Amidst the dismal reports on the demise of the American farm, it is refreshing to see the positive programs coming from the Berry Center. They are adding to the farmer population, too, through the Wendell Berry Farming Program, which provides 12 students tuition-free education offering a BA degree  in sustainable farming practices, in collaboration with Sterling College in Vermont.

While we didn’t see Berry that day, his presence is felt everywhere, whether in quotes on Berry Beef packages or on literature promoting the Berry Center programs. “What is important to me about the Berry Center and what I am learning from it, is its willingness to go to work at home on a small scale, to improve the economy of local farmers and, therefore, the health of the local land. This is radical now when public attention is all on global solutions to global problems. But what works here is likely to work elsewhere, whereas a global solution that won’t work locally is a waste of time,” says Berry. We would hear him and other Kentucky writers in person tomorrow (Saturday).

After the meeting with Mary, we drove out to the Berry Center farm, where the students work, located on 50 wooded acres in the Port Royal area where Berry has spent his most of his life. It’s quiet, sheep are gathered in a field just beyond a simple brick house. The sunset broke the sky up in bright pink, and everything seemed peaceful, in its right place, in this age-old rural landscape.
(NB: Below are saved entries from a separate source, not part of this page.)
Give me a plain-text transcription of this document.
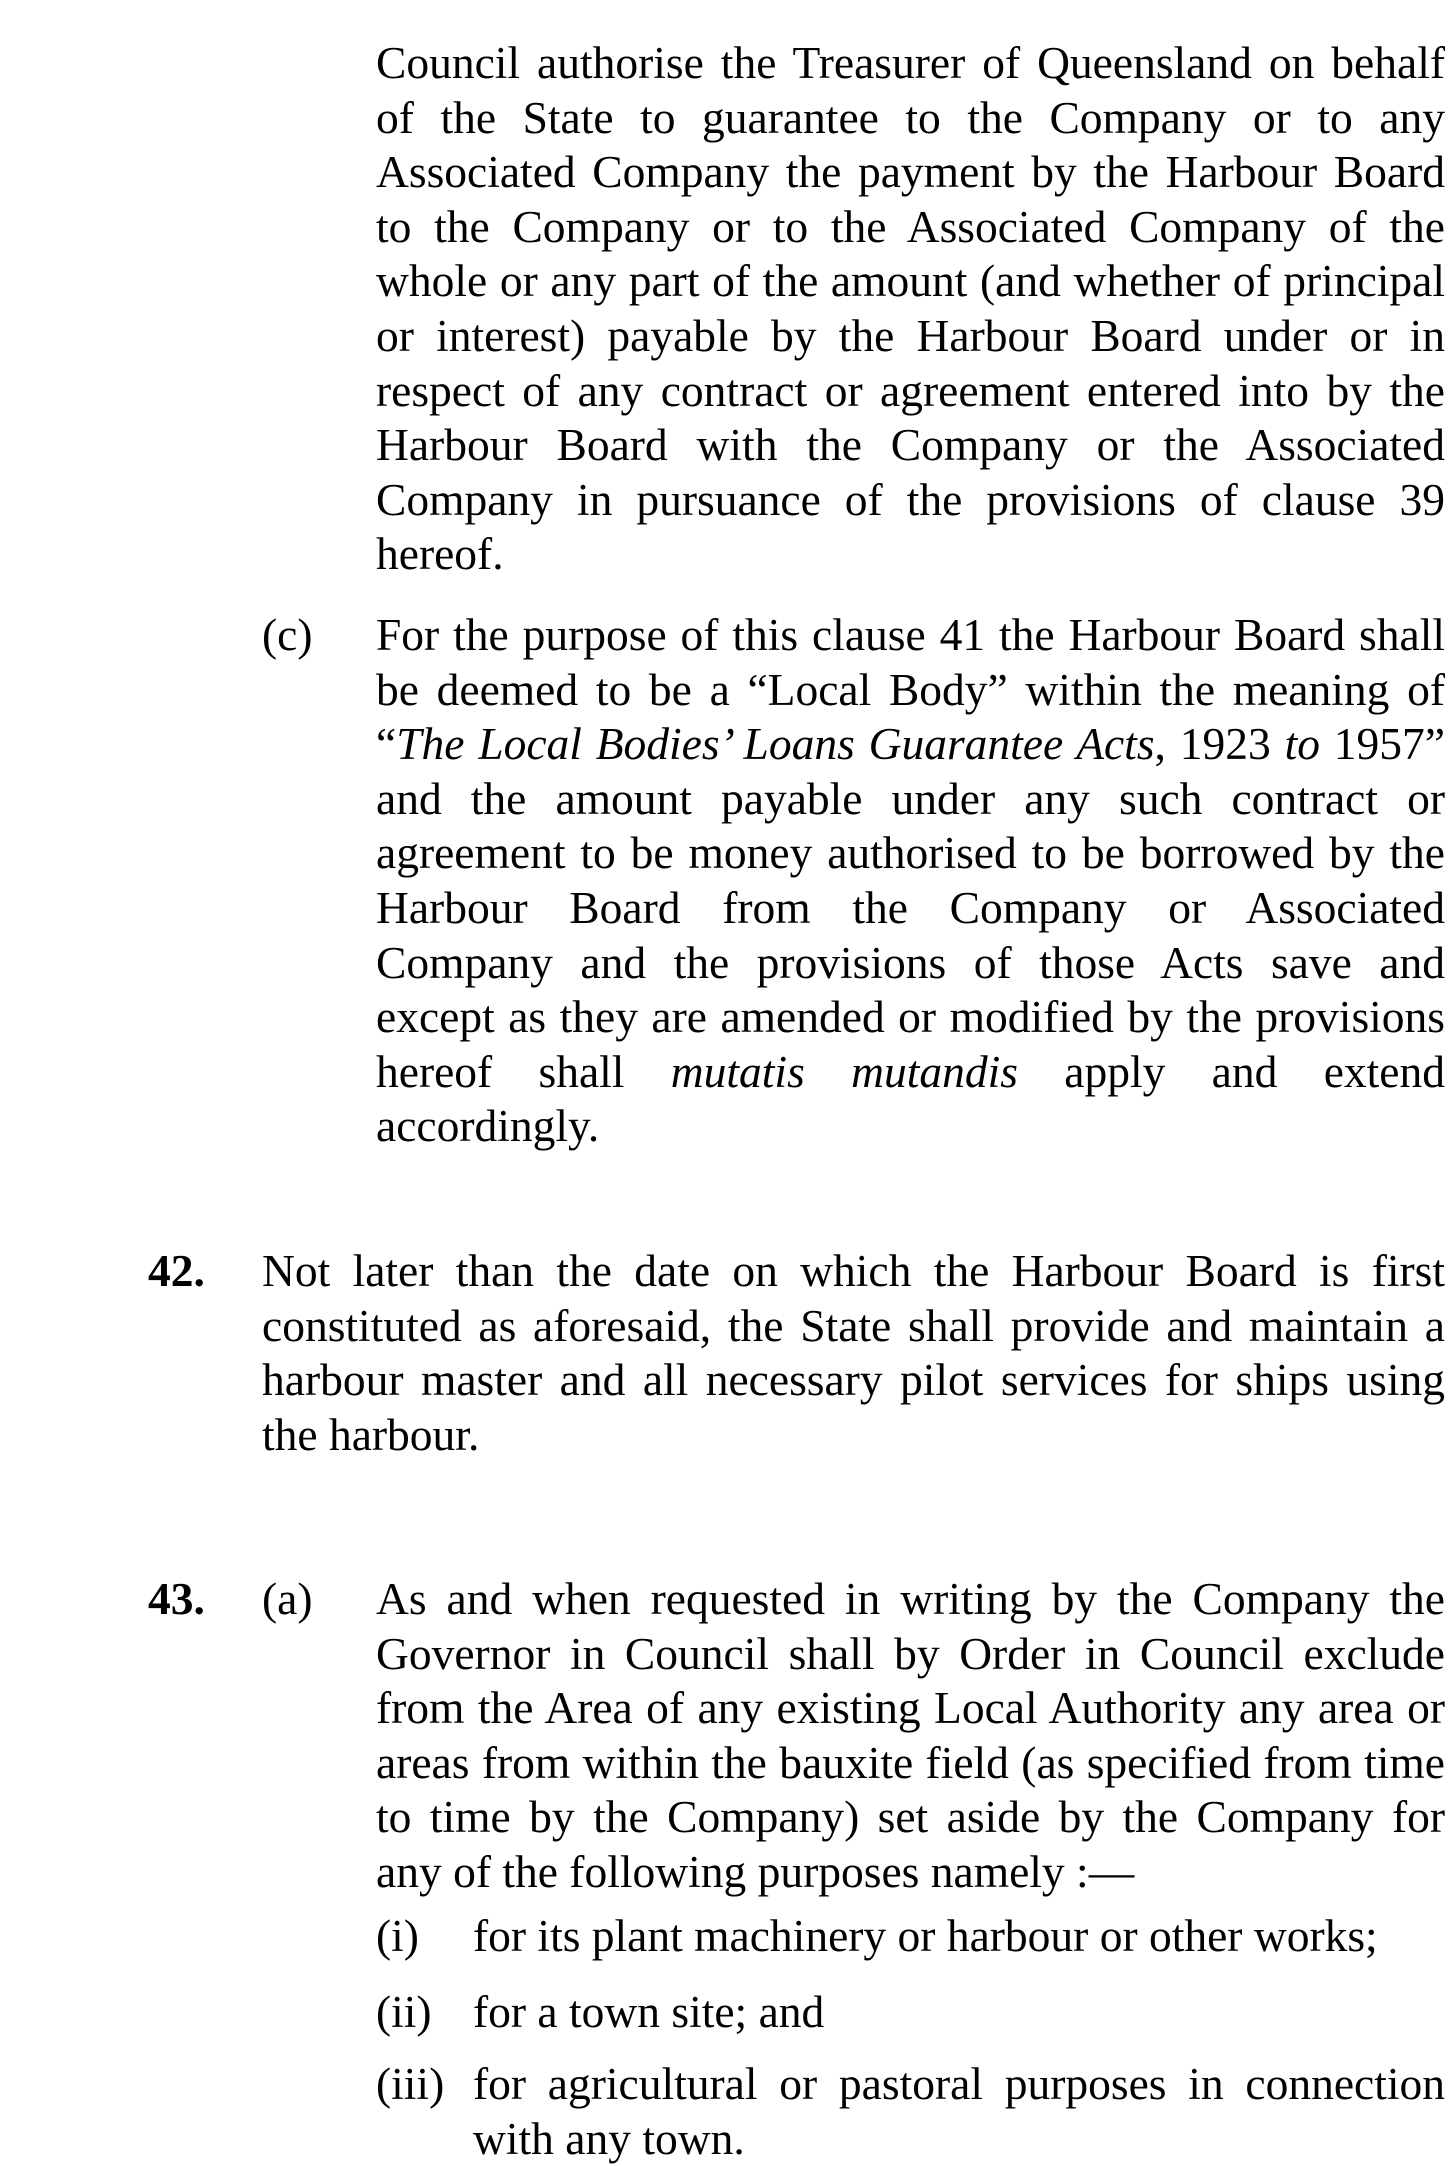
Council authorise the Treasurer of Queensland on behalf of the State to guarantee to the Company or to any Associated Company the payment by the Harbour Board to the Company or to the Associated Company of the whole or any part of the amount (and whether of principal or interest) payable by the Harbour Board under or in respect of any contract or agreement entered into by the Harbour Board with the Company or the Associated Company in pursuance of the provisions of clause 39 hereof.

(c) For the purpose of this clause 41 the Harbour Board shall be deemed to be a “Local Body” within the meaning of “The Local Bodies’ Loans Guarantee Acts, 1923 to 1957” and the amount payable under any such contract or agreement to be money authorised to be borrowed by the Harbour Board from the Company or Associated Company and the provisions of those Acts save and except as they are amended or modified by the provisions hereof shall mutatis mutandis apply and extend accordingly.

42. Not later than the date on which the Harbour Board is first constituted as aforesaid, the State shall provide and maintain a harbour master and all necessary pilot services for ships using the harbour.

43. (a) As and when requested in writing by the Company the Governor in Council shall by Order in Council exclude from the Area of any existing Local Authority any area or areas from within the bauxite field (as specified from time to time by the Company) set aside by the Company for any of the following purposes namely :—

(i) for its plant machinery or harbour or other works;

(ii) for a town site; and

(iii) for agricultural or pastoral purposes in connection with any town.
This is local.

Dinner in a stall

We drove back to Louisville in blackness and turned off for dinner at Bar8 restaurant at Heritage farm in Goshen, 20 miles northeast of Louisville. It’s a beautiful horse farm, home to past Kentucky Derby winners and many other “local” attractions, as glitzy as Berry Center is noncommercial.   It has converted the stable into a fancy farm to table restaurant that features food from its gardens and two pages of bourbon selections at its bar.

Dining in the horse stalls at Barn8, in Goshen, Kentucky with Cynnie in back

The place was hopping. Diners were paying high prices for the farm ambience and local food.  We ate delicious trout and crispy Brussel sprouts between the stalls.

No question, there is a market for local, for what is good, authentic, and delicious. Whatever form it takes, we just have to make sure the farmers get their share.